Acute myeloid leukemia (AML) is an aggressive pediatric cancer for which current treatments only cure ~50% of patients. The drugs used to treat AML and the overall survival rates have not changed substantially in over two decades. For these reasons, new therapeutic strategies are urgently needed for children and adolescents with AML. Clinical trials and laboratory studies performed by many researchers indicate that no single drug can cure AML by itself. Instead, new drug combinations are required, but these are very difficult to test in pediatric patients.
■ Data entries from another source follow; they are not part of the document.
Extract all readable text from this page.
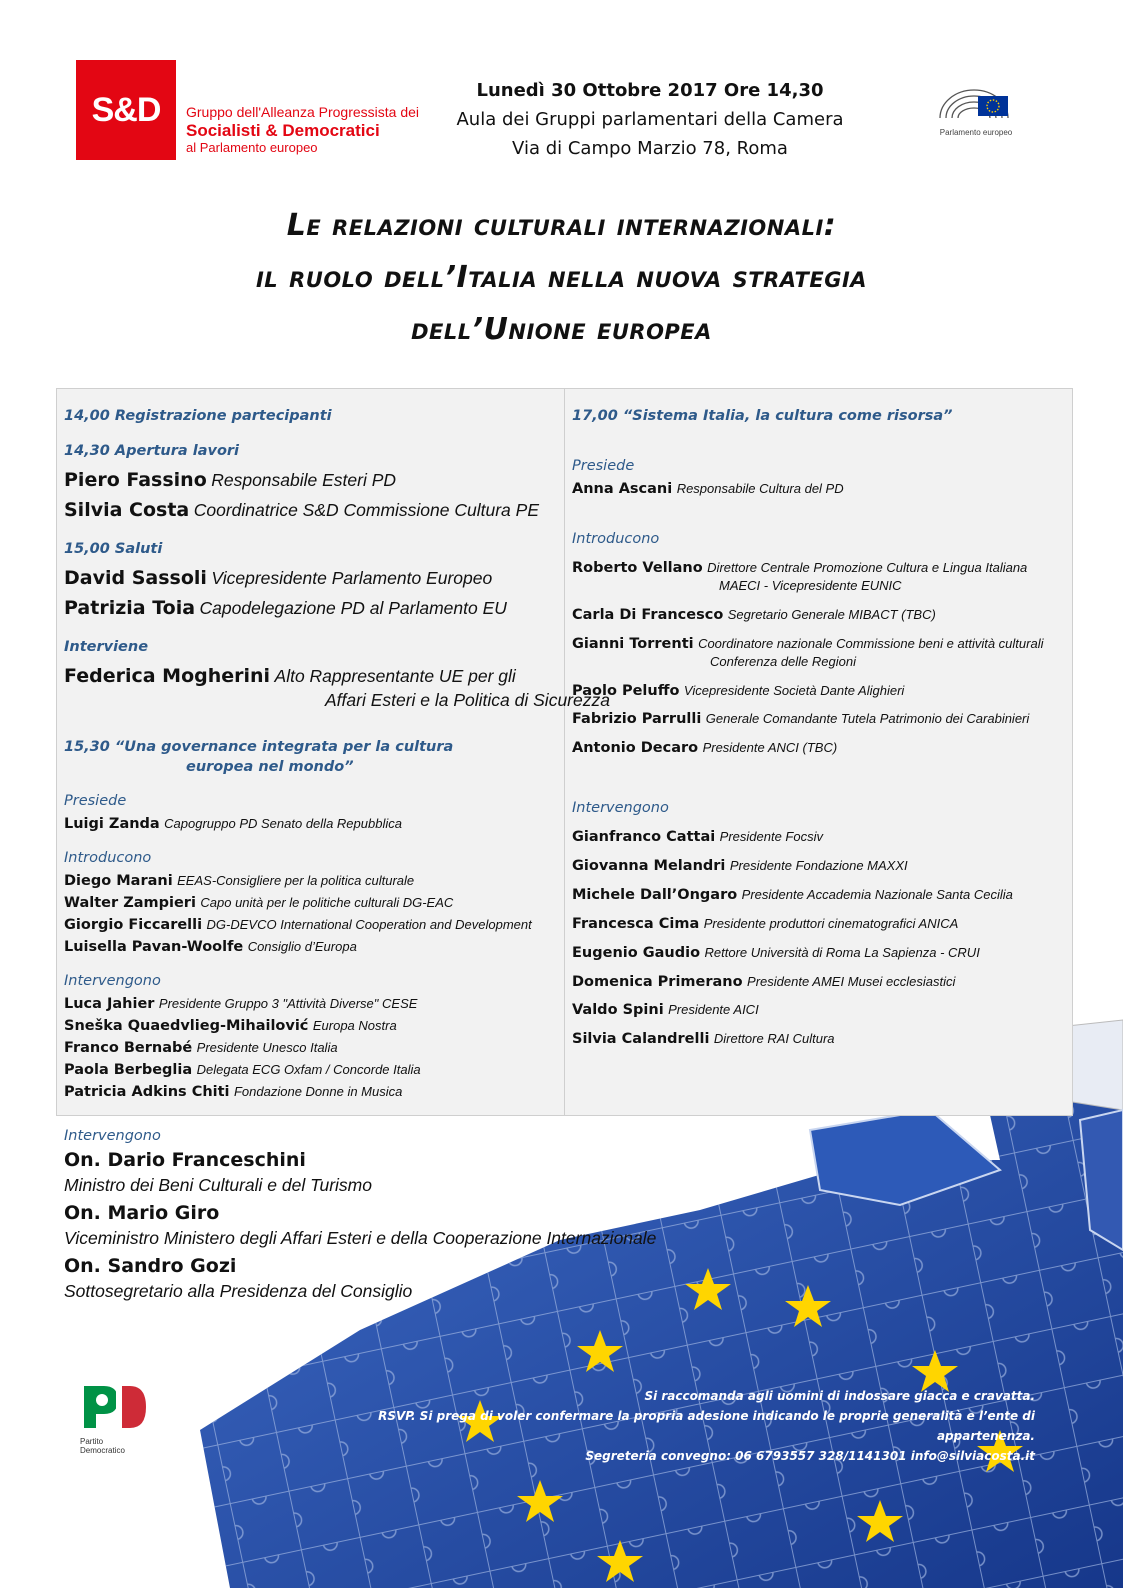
S&D	Gruppo dell'Alleanza Progressista dei
Socialisti & Democratici
al Parlamento europeo
Lunedì 30 Ottobre 2017 Ore 14,30
Aula dei Gruppi parlamentari della Camera
Via di Campo Marzio 78, Roma
Parlamento europeo
Le relazioni culturali internazionali:
il ruolo dell’Italia nella nuova strategia
dell’Unione europea
14,00 Registrazione partecipanti
14,30 Apertura lavori
Piero Fassino Responsabile Esteri PD
Silvia Costa Coordinatrice S&D Commissione Cultura PE
15,00 Saluti
David Sassoli Vicepresidente Parlamento Europeo
Patrizia Toia Capodelegazione PD al Parlamento EU
Interviene
Federica Mogherini Alto Rappresentante UE per gli
Affari Esteri e la Politica di Sicurezza
15,30 “Una governance integrata per la cultura
europea nel mondo”
Presiede
Luigi Zanda Capogruppo PD Senato della Repubblica
Introducono
Diego Marani EEAS-Consigliere per la politica culturale
Walter Zampieri Capo unità per le politiche culturali DG-EAC
Giorgio Ficcarelli DG-DEVCO International Cooperation and Development
Luisella Pavan-Woolfe Consiglio d’Europa
Intervengono
Luca Jahier Presidente Gruppo 3 "Attività Diverse" CESE
Sneška Quaedvlieg-Mihailović Europa Nostra
Franco Bernabé Presidente Unesco Italia
Paola Berbeglia Delegata ECG Oxfam / Concorde Italia
Patricia Adkins Chiti Fondazione Donne in Musica
17,00 “Sistema Italia, la cultura come risorsa”
Presiede
Anna Ascani Responsabile Cultura del PD
Introducono
Roberto Vellano Direttore Centrale Promozione Cultura e Lingua Italiana
MAECI - Vicepresidente EUNIC
Carla Di Francesco Segretario Generale MIBACT (TBC)
Gianni Torrenti Coordinatore nazionale Commissione beni e attività culturali
Conferenza delle Regioni
Paolo Peluffo Vicepresidente Società Dante Alighieri
Fabrizio Parrulli Generale Comandante Tutela Patrimonio dei Carabinieri
Antonio Decaro Presidente ANCI (TBC)
Intervengono
Gianfranco Cattai Presidente Focsiv
Giovanna Melandri Presidente Fondazione MAXXI
Michele Dall’Ongaro Presidente Accademia Nazionale Santa Cecilia
Francesca Cima Presidente produttori cinematografici ANICA
Eugenio Gaudio Rettore Università di Roma La Sapienza - CRUI
Domenica Primerano Presidente AMEI Musei ecclesiastici
Valdo Spini Presidente AICI
Silvia Calandrelli Direttore RAI Cultura
Intervengono
On. Dario Franceschini
Ministro dei Beni Culturali e del Turismo
On. Mario Giro
Viceministro Ministero degli Affari Esteri e della Cooperazione Internazionale
On. Sandro Gozi
Sottosegretario alla Presidenza del Consiglio
Partito Democratico
Si raccomanda agli uomini di indossare giacca e cravatta.
RSVP. Si prega di voler confermare la propria adesione indicando le proprie generalità e l’ente di appartenenza.
Segreteria convegno: 06 6793557 328/1141301 info@silviacosta.it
Recent DNA sequencing studies have shown that the frequency of many mutations differs between pediatric and adult AML. Specifically, mutations in “epigenetic” genes and TP53 are much less common in pediatric AML while mutations in RAS genes are more common. This suggests that certain drugs might work better in pediatric AML. Our lab recently tested two targeted drugs – a BET inhibitor and a MEK inhibitor - in mouse mice AMLs with RAS gene mutations. These drugs were highly effective together in these leukemias, which closely resemble pediatric AML. Our goal is to bring new drugs into the clinic to treat pediatric AMLs with RAS mutations through the following aims: (1) to test BET and MEK inhibitors in human AML patient derived xenografts; (2) to discover biomarkers of sensitivity to these drugs and to understand how they work together to kill AML cells; and, (3) to discover how AML cells develop resistance to these drugs.